“Which teacher did you get?” L practically shouted down the hall at me. It was “Meet the Teacher” day back in August 2004 (3rd Grade). I had attended the same school since Kindergarten and had known most of my classmates (including L) since then. We were sort of friends… but then again, everybody was friends back then. If he had asked me this question a year prior, I probably would have smiled, shouted, “Mrs. S!” back at him, and we would have cheered upon realizing we were in the same class.
But this was third grade. This was 2004.
I don’t know what changed, but I remember, very clearly, stopping in my tracks and staring at him, trying to move my mouth. All I had to tell him was that Mrs. W was my teacher. The phrase was all prepared, ready to be proclaimed… but I just stood there next to my parents, begging my mouth to move. I was ushered away – my parents had places to be – and I remember L’s head as he tilted it to the side, a look of hurt and confusion clouding his face.
I would dwell on this memory for over a decade.
This was the first time in three years of memories that I remember something like this happening to me. For a long time, I thought this was when my silence began. 2004. The year the Summer Olympics were held in Greece. Or the year Facebook first launched. Or the year my favorite quarterback, Peyton Manning, was signed to the Indianapolis Colts. Or the year Friends aired its final season. Or the year the third Harry Potter and the second Spider-Man movies came out. Or the year former president, Ronald Reagan, died. Or the year the base of the Statue of Liberty re-opened for the first time since 9/11. Or the year George W. Bush was re-elected president. Or the year an earthquake-tsunami killed 230,000 people. 2004 was a big year.
I was pulled out of class a lot that school year (2004-2005). I kept failing the school’s hearing tests and since my speaking tapered off during that time, the school nurse, Mrs.
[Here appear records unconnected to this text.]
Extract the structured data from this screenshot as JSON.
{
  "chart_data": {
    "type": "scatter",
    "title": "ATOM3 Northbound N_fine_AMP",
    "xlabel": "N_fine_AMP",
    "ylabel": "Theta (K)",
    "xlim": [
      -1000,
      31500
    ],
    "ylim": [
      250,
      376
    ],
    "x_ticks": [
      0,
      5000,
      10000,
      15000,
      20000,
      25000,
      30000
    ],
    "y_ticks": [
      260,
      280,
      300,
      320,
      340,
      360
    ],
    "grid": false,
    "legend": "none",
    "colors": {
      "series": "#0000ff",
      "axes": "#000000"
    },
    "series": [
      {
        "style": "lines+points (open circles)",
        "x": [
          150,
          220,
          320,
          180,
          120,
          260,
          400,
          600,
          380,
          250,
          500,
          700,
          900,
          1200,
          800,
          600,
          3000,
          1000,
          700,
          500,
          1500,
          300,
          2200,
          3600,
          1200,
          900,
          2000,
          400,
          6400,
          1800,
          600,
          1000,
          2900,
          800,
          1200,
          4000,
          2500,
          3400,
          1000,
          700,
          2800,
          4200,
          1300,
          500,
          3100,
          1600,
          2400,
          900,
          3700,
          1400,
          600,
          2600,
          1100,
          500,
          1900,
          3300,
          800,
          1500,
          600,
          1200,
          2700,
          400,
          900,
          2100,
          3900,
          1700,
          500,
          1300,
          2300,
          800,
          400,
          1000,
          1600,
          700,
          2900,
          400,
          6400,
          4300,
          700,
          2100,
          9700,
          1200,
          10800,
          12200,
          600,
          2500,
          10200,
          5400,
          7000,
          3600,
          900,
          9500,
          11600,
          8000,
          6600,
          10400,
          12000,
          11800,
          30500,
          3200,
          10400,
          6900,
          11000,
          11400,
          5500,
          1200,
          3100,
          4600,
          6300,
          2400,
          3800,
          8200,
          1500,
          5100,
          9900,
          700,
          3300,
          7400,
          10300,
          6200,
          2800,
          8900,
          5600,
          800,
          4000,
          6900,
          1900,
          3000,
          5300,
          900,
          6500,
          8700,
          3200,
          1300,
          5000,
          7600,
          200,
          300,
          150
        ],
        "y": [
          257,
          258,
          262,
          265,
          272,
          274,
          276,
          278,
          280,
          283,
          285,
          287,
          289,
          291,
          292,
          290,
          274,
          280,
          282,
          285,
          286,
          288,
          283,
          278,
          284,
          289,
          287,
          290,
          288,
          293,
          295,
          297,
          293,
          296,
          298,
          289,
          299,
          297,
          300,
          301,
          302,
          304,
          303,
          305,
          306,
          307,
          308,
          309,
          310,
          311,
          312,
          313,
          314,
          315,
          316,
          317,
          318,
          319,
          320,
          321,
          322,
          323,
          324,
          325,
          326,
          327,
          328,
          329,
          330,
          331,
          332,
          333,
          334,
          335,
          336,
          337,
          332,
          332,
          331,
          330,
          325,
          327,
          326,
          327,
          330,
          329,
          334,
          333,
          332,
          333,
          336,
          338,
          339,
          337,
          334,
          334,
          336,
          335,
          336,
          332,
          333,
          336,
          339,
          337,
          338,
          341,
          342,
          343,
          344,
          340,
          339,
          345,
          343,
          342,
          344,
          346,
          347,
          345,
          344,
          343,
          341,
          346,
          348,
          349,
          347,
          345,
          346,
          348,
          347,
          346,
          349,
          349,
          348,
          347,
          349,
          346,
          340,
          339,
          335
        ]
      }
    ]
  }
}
Shef, was especially worried. Looking back, I think I was failing those tests on purpose because it was the only way I could think of to cry for help… for attention… for somebody to notice that something was definitely wrong with me. I remember keeping my hand rested on the table as I listened to a few of the high-pitched tones. I had convinced myself that maybe I was just hallucinating the sounds… that the pitchiness was causing my ears to ring. But in reality, eight-year-old-me just wanted somebody to care.
I remember that I stopped doing my homework that year. Not all the time, but at least one fourth of the time. I remember one instance in particular in which I was speaking to my friend, J, before class, knowing that both of us had accomplished nothing over the weekend. I smiled at him, preparing to put on the act of a lifetime, “Watch this.” Mrs. W called my name as she took roll and checked for homework. I burst into tears, sobbing. It wasn’t difficult to make myself cry for real. I was an emotional kid. My friend, K, guided me to the bathroom to dry my tears, “You know it’s not healthy to cry all the time,” she said, “My mom is always crying…”
K’s mom was a single mother. L’s parents were deaf. J lived with his dad and step-mom, who were suspected of abuse. I wasn’t exactly raised in a family like theirs. My parents were together, healthy, and communicative. The five of us lived in a three-bedroom duplex. We went to church across town every Sunday where my dad led worship and my mom worked. My baby brother liked to ram himself into walls and I liked to chase neighborhood adventures. There were no warning signs… nothing that suggested that I would suddenly be “shy” or unusually silent in 2004. But that was the year my silence reminded me of its existence and never left.
According to my mother, my teachers always remarked on my silence before this age, but I hold no memories of severe “shyness” at school between (and including) Kindergarten and 2nd Grade. Perhaps I was quiet all this time but was too young to notice… especially since I seemed to be friends with everybody. Or maybe it’s because my memories of those grades are dominated by memories of rebellion… rebellion from my silence. Whatever the case, it was eight-year-old-me who was shocked into the reality of my condition. It was eight-year-old-me who was given a self-help book by my third grade teacher. It was eight-year-old-me who garnered the most attention from her silence, her failed hearing tests, and her waning giftedness. Eight-year-old-me who was stuck with the burden of knowledge that something just wasn’t right. Something was very wrong.